‘See,
the day is coming, burning like an oven, when all the arrogant and all
evildoers will be stubble; the day that comes shall burn them up, says the Lord
of hosts, so that it will leave them neither root nor branch. But for you who
revere my name the sun of righteousness shall rise, with healing in its wings.
You shall go out leaping like calves from the stall.’ (Malachi 4:1-2)
Malachi
is a dreamer. He dreams of a day that is coming, when all who are arrogant and
all who are evildoers are consumed like the stubble of a harvested field, that
is set on fire. That day will be a new dawn for all those who revere God’s name,
a day of restoration, a healing of all their hurts.
More
than 400 years later, John the Baptist proclaimed that the day Malachi dreamed
of had arrived, in the person of Jesus, whom John portrayed as coming with the
tools of harvest and with fire, to gather the grain and burn up the chaff.
I
don’t know how Malachi’s dream sits with you.
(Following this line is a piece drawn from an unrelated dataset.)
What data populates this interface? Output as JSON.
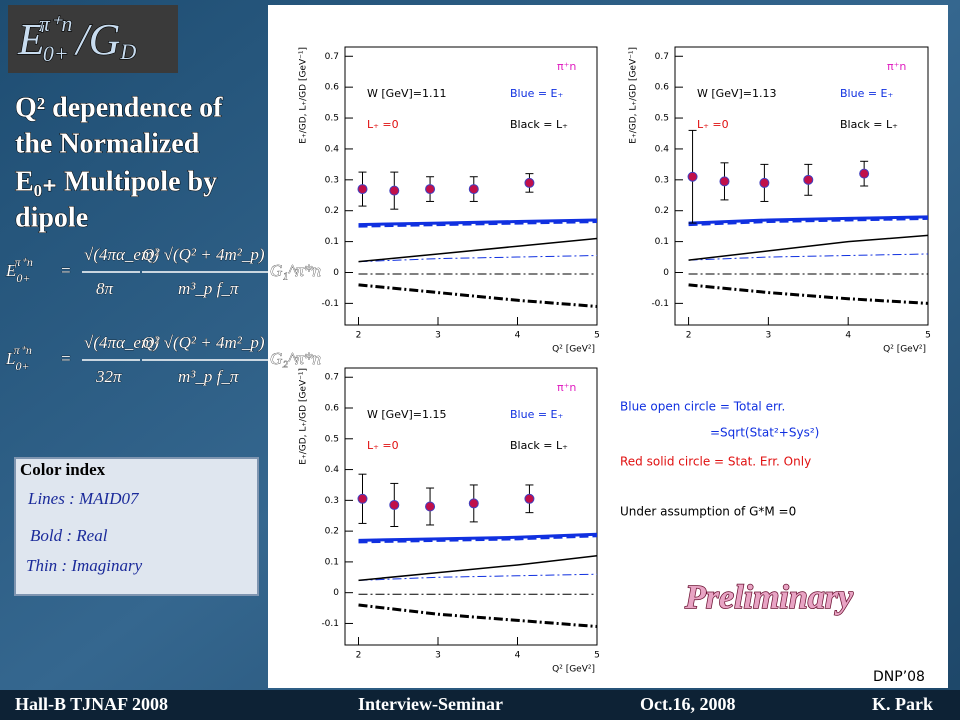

It is, I think, a dream that echoes
in the dream to Make Britain Great Again, or Make America Great Again. We’d all
like to see a day when bad people get what is coming to them and good people are
vindicated. But then, we tend to like to see ourselves as being, essentially,
good people – at least in comparison with others. This is not the hypocrisy of
religious people, as some make out, but the hypocrisy – literally, mask-wearing
– of human beings.
The
problem is, if I am honest, that I am arrogant, and an evildoer.
I
am arrogant, in that I assume that my experience of life is the same as yours, indeed
is normative, and that you can be measured against me. At least, this is my
default assumption, which I might be helped to resist. This is what is called
white privilege, or male privilege, or the privilege of any number of other
things including my upbringing, my education, my sexuality, that it is so easy
for me to take for granted. And we all
have our assumptions: I am constantly talking with people who assume that I am
familiar with the TV or music or football team or technology they love; or that
I have the same knowledge of Sunderland they have, even though I have lived
here for only three years and they have lived here their whole lives!
And
I am an evildoer. In what I think and say and do – and fail to do, that ought
to be done – I contribute to that which is wrong with the world. That isn’t the
whole story – thank God! – but it is true, for me and for you. That is why when
we come together, we begin by placing ourselves in the hands of a God who knows
our hearts better than we do ourselves; confessing our sins; receiving pardon for,
and deliverance from, our sins; and renewed hope of being kept, and
strengthened, in all goodness.
These
are important verses to hear on an occasion of public Remembrance, because of
the strong tendency to view ‘us’ as liberators and guarantors of all that is
good in the world, instead of recognising that we share fully in the folly and
capacity for wickedness that is common to humanity. Fully human.
I
need my arrogance and evildoing burnt up, rooted out, cut away.
God
knows, it will need to be an extreme action. God knows, I need a Messiah.
But
I don’t only need someone who will burn up what needs to be burned: I need
someone who will then heal my wounds.
I need that hope of a future, hope based not on my being right or good, or even
on our being right or good, but on God’s righteousness: on God’s ability to
relate to us – who were his enemies – rightly.
The
verses we heard read out loud ended with an unusual image: those on whom the
sun of righteousness dawns shall go out leaping like calves from the stall. I
don’t keep a cow in my house, and I guess you don’t either. But in biblical
times, many families kept a small cow – much smaller than our cows today – along
with a few sheep and perhaps a donkey. At night, the animals were brought into
the house, often a one-room home with the animals corralled at one end, their
body heat keeping the family warm. One of the first jobs of the morning was to
open the door and drive the animals out. But when the cow calved, it was even
more crowded; and calves – like human children – are more ready than their
parents to get up and out.
This
is the image: being contained, in darkness; safe, but restrained; and, all-of-a-sudden,
the door thrown open: light streaming in, a wider world beckoning.
Jesus
has come. The day of the Lord is here. Not every wrong has been made right, not
yet. But we can submit to being brought low by him (which turns out to be a
necessary part of healthy, sustainable community; necessary for being a good
society). And we can welcome a healing that is as dependable as the sunrise (even
if some days the sunrise is hidden by clouds).